Question: Is this communication possible?
What I have tried so far: I noticed that Instance 2 with a private ipv4 cannot communicate with Instance 1. But it can if it is has a public ipv4 address. As far as I know this is happening via the internet.
My original design: Instance 2 was spun up in its own private subnet and had its own security group to communicate with Instance 1 in its public subnet. Which is a better design in this scenario? Having them in the same public subnet or separate them out in public and private subnets?
Background: Instance 1 hosts a web server and Instance 2 is a worker. Workers are added on demand by the server.
CodePudding user response:
Instance 2 should be able to communicate with instance 1 in the same subnet without needing to have a public IP. Instance 1, even though a public EC2, should also have a private IP.
You should be able to communicate from instance 2 using that IP and it will not use the internet to communicate rather the private VPC network. Just make sure you open the port you are using to communicate in the security group of instance 2.
CodePudding user response:
All Amazon EC2 instances are assigned a private IP address and can communicate with other instances in the same VPC.
If you want the two instances to communicate, you will need to configure the security groups to allow communication.
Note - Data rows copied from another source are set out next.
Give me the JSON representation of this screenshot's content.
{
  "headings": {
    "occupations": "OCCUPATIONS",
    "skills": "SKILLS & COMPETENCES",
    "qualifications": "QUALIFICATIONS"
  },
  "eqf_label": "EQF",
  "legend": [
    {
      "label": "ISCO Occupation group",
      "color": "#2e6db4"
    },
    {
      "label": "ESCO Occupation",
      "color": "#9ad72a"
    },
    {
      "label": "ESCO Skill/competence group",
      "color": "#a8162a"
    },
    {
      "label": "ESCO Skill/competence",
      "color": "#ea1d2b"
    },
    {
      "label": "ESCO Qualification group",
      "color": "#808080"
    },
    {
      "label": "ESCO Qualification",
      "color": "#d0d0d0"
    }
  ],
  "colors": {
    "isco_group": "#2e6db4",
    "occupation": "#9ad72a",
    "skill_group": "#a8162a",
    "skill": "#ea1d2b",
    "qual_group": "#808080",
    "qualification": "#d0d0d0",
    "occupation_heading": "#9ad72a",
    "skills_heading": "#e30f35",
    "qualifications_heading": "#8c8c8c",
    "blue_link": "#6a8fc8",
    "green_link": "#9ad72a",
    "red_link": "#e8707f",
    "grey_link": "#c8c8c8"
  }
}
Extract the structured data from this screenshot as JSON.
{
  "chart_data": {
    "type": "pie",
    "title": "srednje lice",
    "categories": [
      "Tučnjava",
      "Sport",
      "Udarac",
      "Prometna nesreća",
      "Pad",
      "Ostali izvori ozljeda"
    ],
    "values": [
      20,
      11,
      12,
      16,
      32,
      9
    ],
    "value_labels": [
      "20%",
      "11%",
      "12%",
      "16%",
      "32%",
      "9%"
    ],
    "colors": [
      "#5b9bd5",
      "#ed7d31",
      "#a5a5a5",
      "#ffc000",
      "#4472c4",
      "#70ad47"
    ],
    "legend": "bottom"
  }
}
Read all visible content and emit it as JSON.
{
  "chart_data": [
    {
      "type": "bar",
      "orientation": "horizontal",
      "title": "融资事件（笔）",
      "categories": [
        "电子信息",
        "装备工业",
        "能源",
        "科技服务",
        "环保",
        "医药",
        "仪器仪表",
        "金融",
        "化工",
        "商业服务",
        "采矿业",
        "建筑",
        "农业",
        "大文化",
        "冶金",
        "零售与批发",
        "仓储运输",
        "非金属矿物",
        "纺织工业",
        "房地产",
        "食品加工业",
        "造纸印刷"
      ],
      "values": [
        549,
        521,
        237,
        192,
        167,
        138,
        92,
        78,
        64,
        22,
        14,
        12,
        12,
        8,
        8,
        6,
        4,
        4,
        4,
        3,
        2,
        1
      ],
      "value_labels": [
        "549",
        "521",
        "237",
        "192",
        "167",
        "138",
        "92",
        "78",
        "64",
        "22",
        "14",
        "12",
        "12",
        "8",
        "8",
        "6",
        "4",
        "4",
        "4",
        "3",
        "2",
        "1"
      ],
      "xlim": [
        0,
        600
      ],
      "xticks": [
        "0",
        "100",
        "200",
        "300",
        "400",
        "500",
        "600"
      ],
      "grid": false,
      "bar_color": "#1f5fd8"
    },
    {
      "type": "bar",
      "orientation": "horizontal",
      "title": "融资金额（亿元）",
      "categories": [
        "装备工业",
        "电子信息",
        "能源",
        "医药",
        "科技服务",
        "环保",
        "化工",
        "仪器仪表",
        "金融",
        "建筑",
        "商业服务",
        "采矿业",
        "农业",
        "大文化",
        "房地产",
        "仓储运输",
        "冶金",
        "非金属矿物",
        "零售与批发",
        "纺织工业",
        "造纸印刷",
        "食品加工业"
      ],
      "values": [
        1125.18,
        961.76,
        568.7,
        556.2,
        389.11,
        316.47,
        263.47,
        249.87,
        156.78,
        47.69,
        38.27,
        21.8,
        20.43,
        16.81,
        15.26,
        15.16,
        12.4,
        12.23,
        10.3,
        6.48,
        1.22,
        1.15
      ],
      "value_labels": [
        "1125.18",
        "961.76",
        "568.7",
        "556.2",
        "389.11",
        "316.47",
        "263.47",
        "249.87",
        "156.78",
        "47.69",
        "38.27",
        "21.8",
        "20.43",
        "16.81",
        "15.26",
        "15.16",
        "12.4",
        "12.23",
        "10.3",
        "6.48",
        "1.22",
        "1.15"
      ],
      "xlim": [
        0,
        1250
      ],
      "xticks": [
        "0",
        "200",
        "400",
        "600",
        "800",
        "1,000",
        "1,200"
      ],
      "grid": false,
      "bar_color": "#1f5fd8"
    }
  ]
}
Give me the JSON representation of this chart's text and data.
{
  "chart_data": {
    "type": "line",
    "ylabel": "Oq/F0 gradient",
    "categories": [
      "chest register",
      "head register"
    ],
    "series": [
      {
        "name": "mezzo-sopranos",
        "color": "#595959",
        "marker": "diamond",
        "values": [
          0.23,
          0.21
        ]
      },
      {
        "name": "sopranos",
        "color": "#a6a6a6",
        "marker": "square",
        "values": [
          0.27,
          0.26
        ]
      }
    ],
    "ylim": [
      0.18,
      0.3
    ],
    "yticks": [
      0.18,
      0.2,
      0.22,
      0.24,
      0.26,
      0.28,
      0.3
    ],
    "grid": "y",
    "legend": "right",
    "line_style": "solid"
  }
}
I would recommend:
- A security group on the web server (
Web-SG
) that permits Inbound access on port 80 from the anywhere (0.0.0.0/0
) and allows all Outbound access - A security group on the private instance (
Private-SG
) that allows all Outbound access - The private instance should communicate with the web server via its private IP address
Please note that if the private instance does not have a public IP address then you will not be able to connect to that instance (SSH/RDP). You could use AWS Systems Manager Session Manager to login, but that would also require either a public IP address or the use of a NAT Gateway (with the private instance launched in a private subnet).
Correct use of Security Groups can be just as secure as using a private subnets. You do not need to use private subnets to maintain security.